I am a sociologist of religion, culture, politics and violence, with a transnational focus on the United States and the Middle East. I am currently a PhD Candidate in Sociology at the University of Minnesota. Formerly, I was a Visiting Scholar at Georgetown University’s Berkley Center for Religion, Peace and World Affairs and a Visiting Scholar at Johns Hopkins’ School of Advanced International Studies.

My research explores the transnational politics, meaning, and memory of violence and suffering. I am especially interested in how religion and rights shape interpretations of violence and chart trajectories for mobilization. My dissertation, The Transnational Politics of Christian Persecution, explores the impact of geopolitics on meaning-making struggles about the plight of Christians in the Middle East. My collaborative projects examine knowledge production and memory after mass atrocities. This research has been published in the American Journal of Cultural Sociology (recipient of two ASA Best Paper awards), Minnesota Journal of International Law, and Memory Studies.

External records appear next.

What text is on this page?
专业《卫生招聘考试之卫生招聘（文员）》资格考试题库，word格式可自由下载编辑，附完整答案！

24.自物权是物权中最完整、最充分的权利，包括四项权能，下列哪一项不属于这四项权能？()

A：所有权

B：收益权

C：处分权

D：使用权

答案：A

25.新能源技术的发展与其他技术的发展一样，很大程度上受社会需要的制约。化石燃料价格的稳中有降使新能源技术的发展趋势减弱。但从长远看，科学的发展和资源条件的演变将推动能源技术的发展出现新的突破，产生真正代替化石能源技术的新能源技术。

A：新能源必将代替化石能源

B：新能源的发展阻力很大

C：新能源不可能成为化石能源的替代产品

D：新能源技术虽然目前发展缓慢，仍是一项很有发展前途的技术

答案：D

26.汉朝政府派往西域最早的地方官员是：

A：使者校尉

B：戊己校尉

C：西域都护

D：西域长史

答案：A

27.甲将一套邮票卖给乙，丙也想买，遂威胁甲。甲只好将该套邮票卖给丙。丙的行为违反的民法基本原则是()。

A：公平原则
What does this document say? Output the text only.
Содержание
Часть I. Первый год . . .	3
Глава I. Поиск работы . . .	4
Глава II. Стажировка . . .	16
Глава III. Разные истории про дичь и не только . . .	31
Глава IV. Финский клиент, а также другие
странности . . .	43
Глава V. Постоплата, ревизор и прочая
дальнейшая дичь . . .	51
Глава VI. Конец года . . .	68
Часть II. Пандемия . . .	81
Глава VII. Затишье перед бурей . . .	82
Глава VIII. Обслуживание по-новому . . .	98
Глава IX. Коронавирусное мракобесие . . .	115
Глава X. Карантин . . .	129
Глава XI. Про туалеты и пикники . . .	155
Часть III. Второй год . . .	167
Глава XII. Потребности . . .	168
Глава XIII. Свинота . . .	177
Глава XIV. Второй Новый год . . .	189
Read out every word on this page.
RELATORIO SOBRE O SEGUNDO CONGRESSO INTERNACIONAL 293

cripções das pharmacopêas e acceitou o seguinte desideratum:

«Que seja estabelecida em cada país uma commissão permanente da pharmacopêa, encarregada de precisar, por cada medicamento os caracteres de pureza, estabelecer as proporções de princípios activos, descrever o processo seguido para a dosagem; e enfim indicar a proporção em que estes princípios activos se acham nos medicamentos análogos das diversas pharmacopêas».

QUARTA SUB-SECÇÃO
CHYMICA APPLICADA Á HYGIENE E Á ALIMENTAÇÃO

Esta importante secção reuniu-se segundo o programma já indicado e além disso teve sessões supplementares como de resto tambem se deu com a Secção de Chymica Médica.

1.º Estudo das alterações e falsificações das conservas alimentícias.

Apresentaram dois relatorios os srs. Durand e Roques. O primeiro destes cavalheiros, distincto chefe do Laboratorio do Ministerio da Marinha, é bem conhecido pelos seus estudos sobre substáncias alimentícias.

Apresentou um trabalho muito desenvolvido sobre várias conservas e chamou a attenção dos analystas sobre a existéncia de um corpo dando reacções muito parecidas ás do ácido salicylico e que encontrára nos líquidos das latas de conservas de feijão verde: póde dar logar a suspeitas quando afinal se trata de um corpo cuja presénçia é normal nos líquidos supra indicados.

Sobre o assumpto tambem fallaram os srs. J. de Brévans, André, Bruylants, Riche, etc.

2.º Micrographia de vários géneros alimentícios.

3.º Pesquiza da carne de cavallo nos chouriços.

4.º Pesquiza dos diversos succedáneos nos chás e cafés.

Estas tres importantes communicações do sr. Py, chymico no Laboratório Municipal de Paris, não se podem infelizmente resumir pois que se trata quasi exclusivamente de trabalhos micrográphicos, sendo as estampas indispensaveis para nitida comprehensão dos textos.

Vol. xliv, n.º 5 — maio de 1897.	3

I received the Career Achievement Award and the Engaged Scholar Award from the UMN Sociology Department, and I have been named in the 30 Under 30 list by the Arab America Foundation. My research has been generously supported by the Social Science Research Council; the Louisville Institute; the Global Religion Research Initiative at the University of Notre Dame; the Center for Arab American Philanthropy; the UMN Human Rights Program; the UMN Center for Holocaust and Genocide Studies; the UMN Graduate School; and the UMN Sociology Department.

I have an MA in Sociology from the University of Minnesota-Twin Cities and a BS in both Psychology and Sociology from the University of Michigan-Ann Arbor. I was born in Egypt, raised in Kuwait, and currently live in the United States.